Figure 4. Paternal inheritance of Gnas inactivation enhances osteoclast differentiation and resorption activity of osteoclasts.

(a) Differentiation of bone marrow macrophages (BMMs) from 7–9 week old WT and Gnas^+/p− mice into osteoclasts. (b) Quantitation of TRAP⁺ multi-nucleated cells (≥3 nuclei) at days 1–3 of differentiation shows increased Gnas^+/p− osteoclasts at days 2 and 3 of differentiation. (c) Osteoclasts differentiated from BMMs were seeded on bone slices for 48 h and (d) the relative resorption area measured; resorption activity was greater with Gnas^+/p− osteoclasts compared to WT. (e) mRNA expression of Gsα was reduced over time in Gnas^+/p− cells during osteoclast differentiation. β2-microglobulin was used for normalization and WT values were set to 1. (f) pCREB was lower during osteoclast differentiation in Gnas^+/p− cells as compared to WT cells. (g,h) Nfatc1 from whole cell lysate was significantly elevated in Gnas^+/p− cells as compared to WT cells at day 3 of osteoclast differentiation. Data represent mean ± SD. Experiments were performed at least 3 times with n = 2–3 animals per group per experiment. Total of 5–7 animals per group from 3 experiments used for quantification. For osteoclast differentiation and pit formation, cells were seeded in triplicates in 96-well plate and on bone slices respectively. For pit formation, resorption area mean of WT was set to 1. *p < 0.05; **p < 0.01.
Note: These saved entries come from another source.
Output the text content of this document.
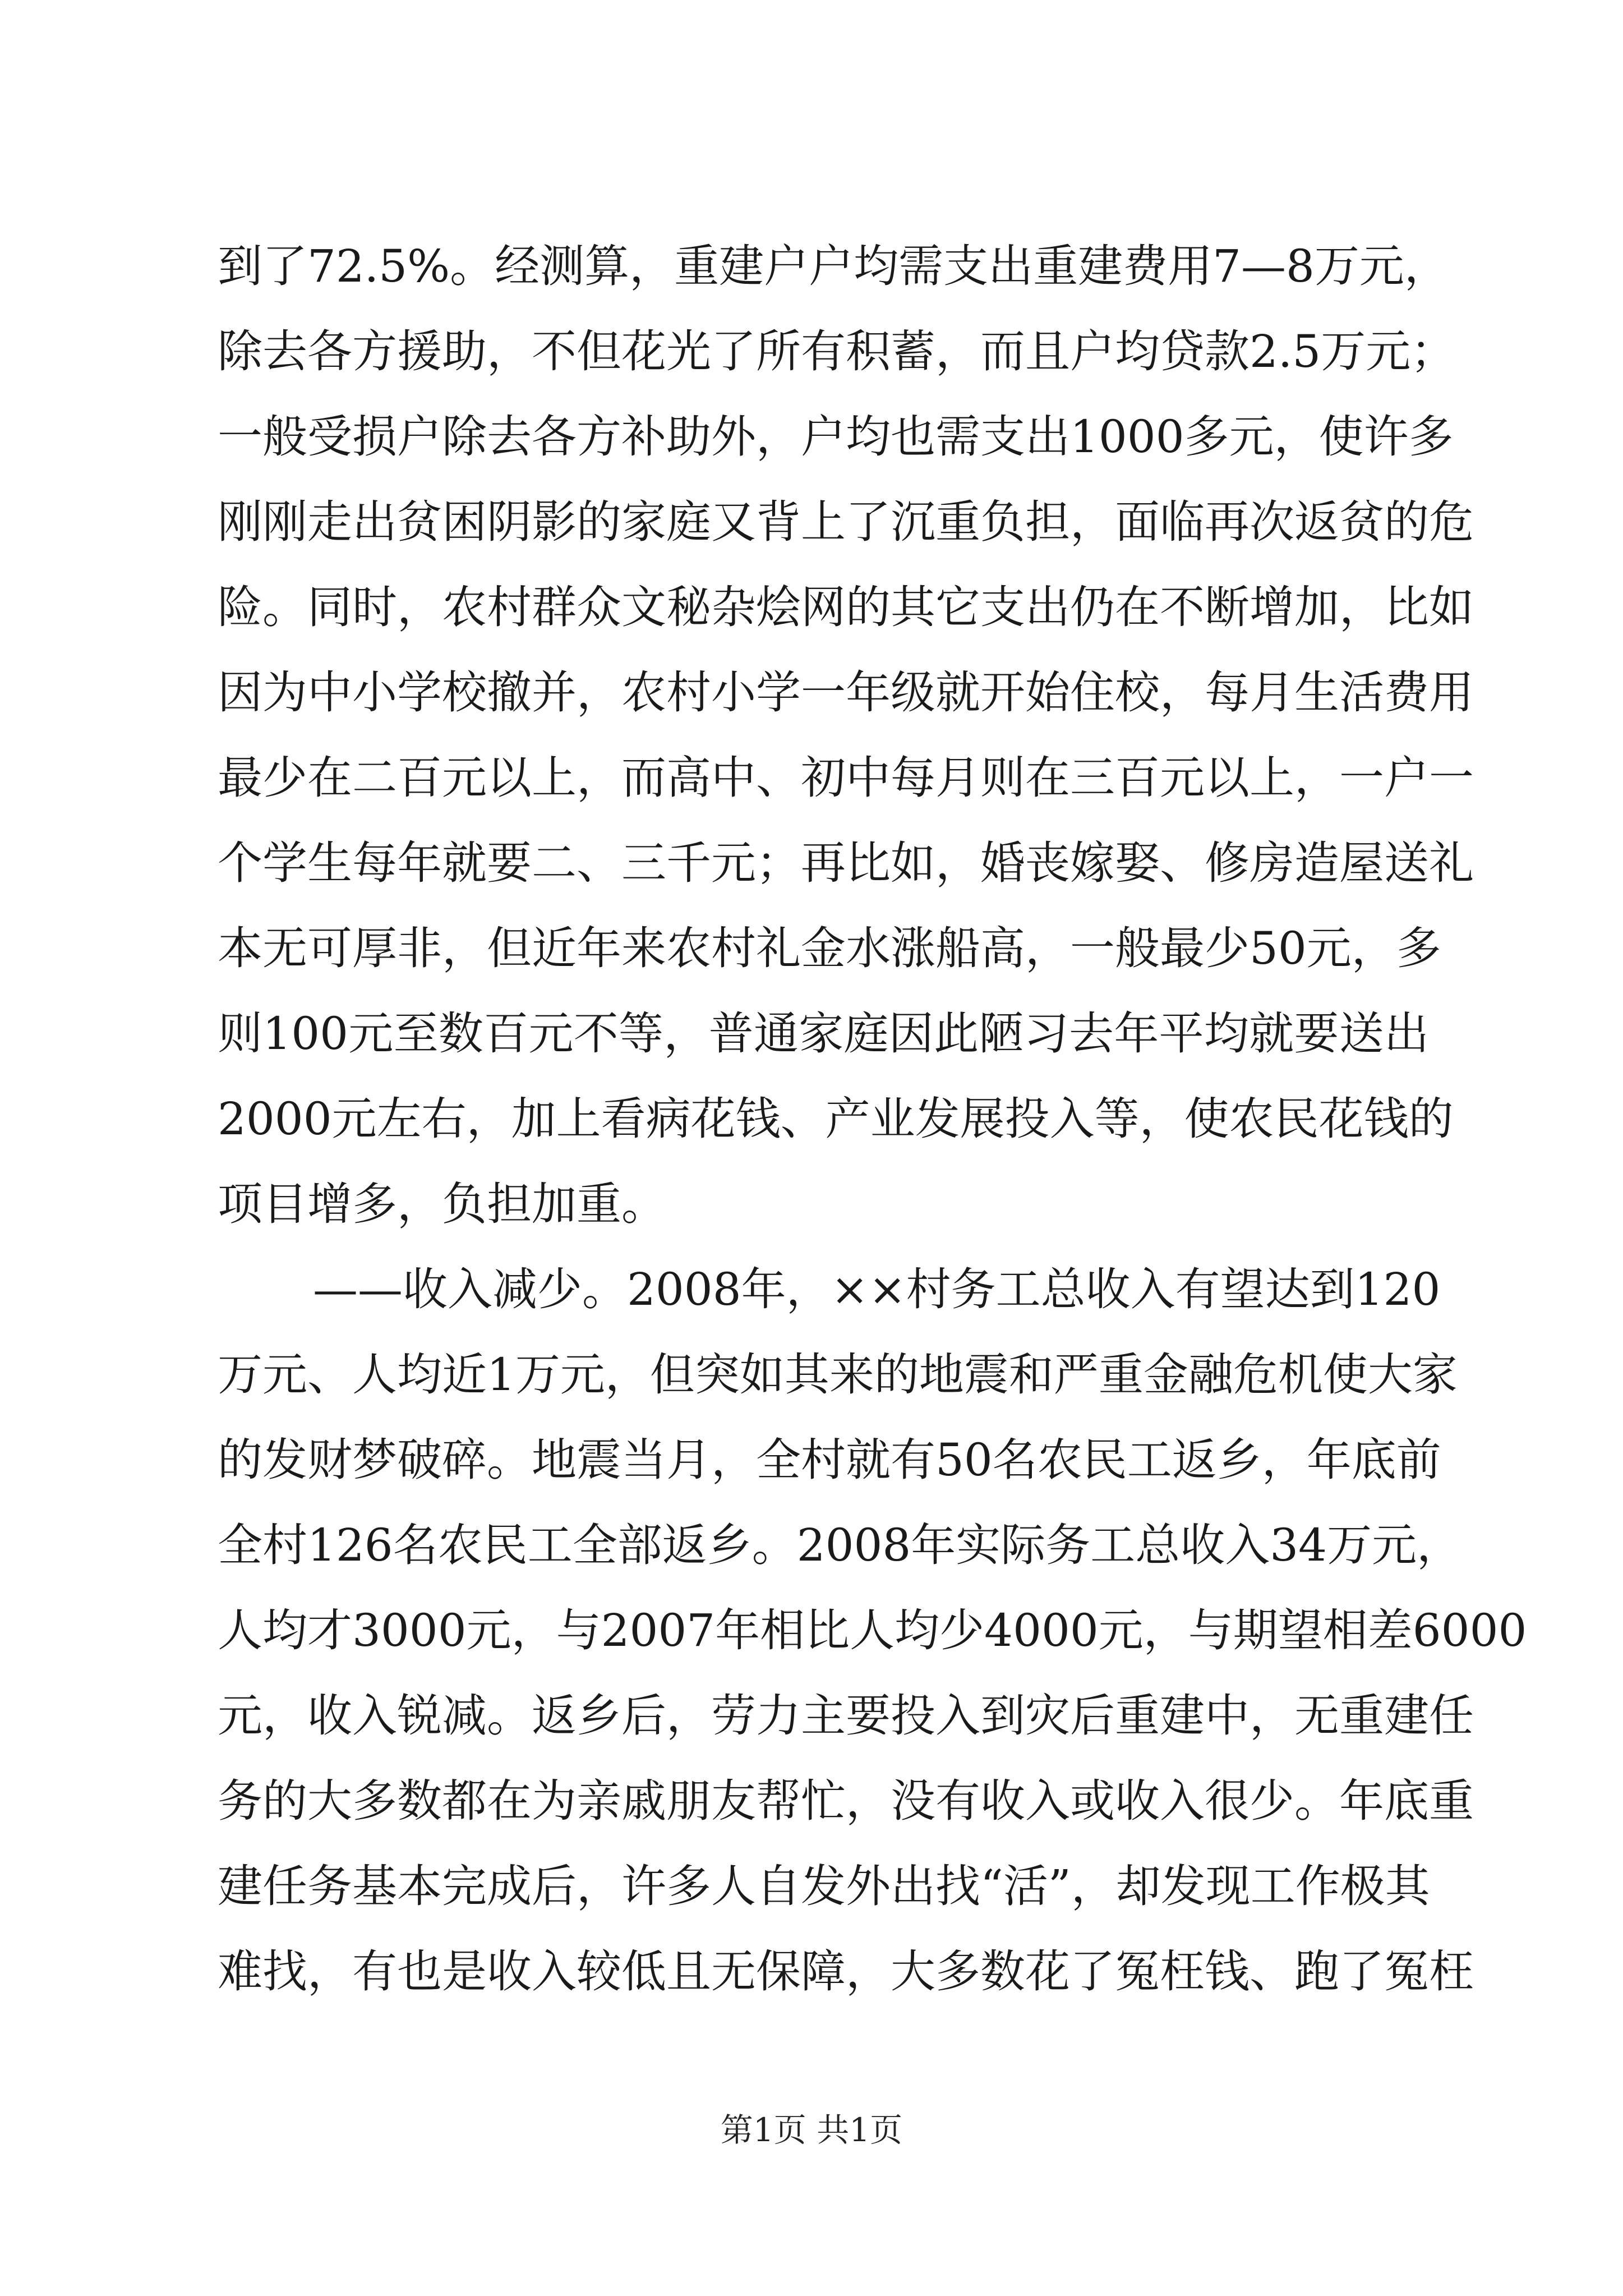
到了72.5%。经测算，重建户户均需支出重建费用7—8万元，
除去各方援助，不但花光了所有积蓄，而且户均贷款2.5万元；
一般受损户除去各方补助外，户均也需支出1000多元，使许多
刚刚走出贫困阴影的家庭又背上了沉重负担，面临再次返贫的危
险。同时，农村群众文秘杂烩网的其它支出仍在不断增加，比如
因为中小学校撤并，农村小学一年级就开始住校，每月生活费用
最少在二百元以上，而高中、初中每月则在三百元以上，一户一
个学生每年就要二、三千元；再比如，婚丧嫁娶、修房造屋送礼
本无可厚非，但近年来农村礼金水涨船高，一般最少50元，多
则100元至数百元不等，普通家庭因此陋习去年平均就要送出
2000元左右，加上看病花钱、产业发展投入等，使农民花钱的
项目增多，负担加重。
——收入减少。2008年，××村务工总收入有望达到120
万元、人均近1万元，但突如其来的地震和严重金融危机使大家
的发财梦破碎。地震当月，全村就有50名农民工返乡，年底前
全村126名农民工全部返乡。2008年实际务工总收入34万元，
人均才3000元，与2007年相比人均少4000元，与期望相差6000
元，收入锐减。返乡后，劳力主要投入到灾后重建中，无重建任
务的大多数都在为亲戚朋友帮忙，没有收入或收入很少。年底重
建任务基本完成后，许多人自发外出找“活”，却发现工作极其
难找，有也是收入较低且无保障，大多数花了冤枉钱、跑了冤枉
第1页 共1页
Figure 5. Forskolin (Fsk) rescues the osteoclast differentiation phenotype of cells from Gnas^+/p− mice.

(a,b) Forskolin treatment during osteoclast differentiation rescued the increased osteoclast numbers in Gnas^+/p− mice. (c,d) Forskolin treatment of Gnas^+/p− cells increased pCREB (c) and reduced Nfatc1 (d) to levels comparable to WT. Experiments were performed at least 3 times with n = 1–2 animals per group per experiment. Total of 5 animals per group used for quantification. *p < 0.05.

Figure 6. Wnt/β-catenin-mediated cyclin D1 signaling is downregulated in Gnas^+/p− mice.

Western blots of (a) β-catenin and (b) cyclin D1 at days 0 and 1 during osteoclast differentiation showed reduced levels in Gnas^+/p− cells during osteoclast differentiation. mRNA expression of the Wnt pathway inhibitors Sost (c) and Sfrp4 (d) at 3 months and Sost at 9 months (e) is increased in cortical bone from Gnas^+/p− mice as compared to WT by qRT-PCR. β2-microglobulin was used for normalization and WT values were set to 1. (f) Immunohistochemistry of sclerostin in the mid-diaphyseal region of femurs from 3-month old WT and Gnas^+/p−mice. (g) Quantitation of IHC detection shows increase in Sclerostin positive osteocytes in Gnas^+/p− cortical bone as compared to WT. Data represent mean ± SD. Western blots were performed twice with n = 2–3 animals per group per experiment. N = 5–8 animals per group for real time PCR. N = 6 animals per group for IHC. *p < 0.05.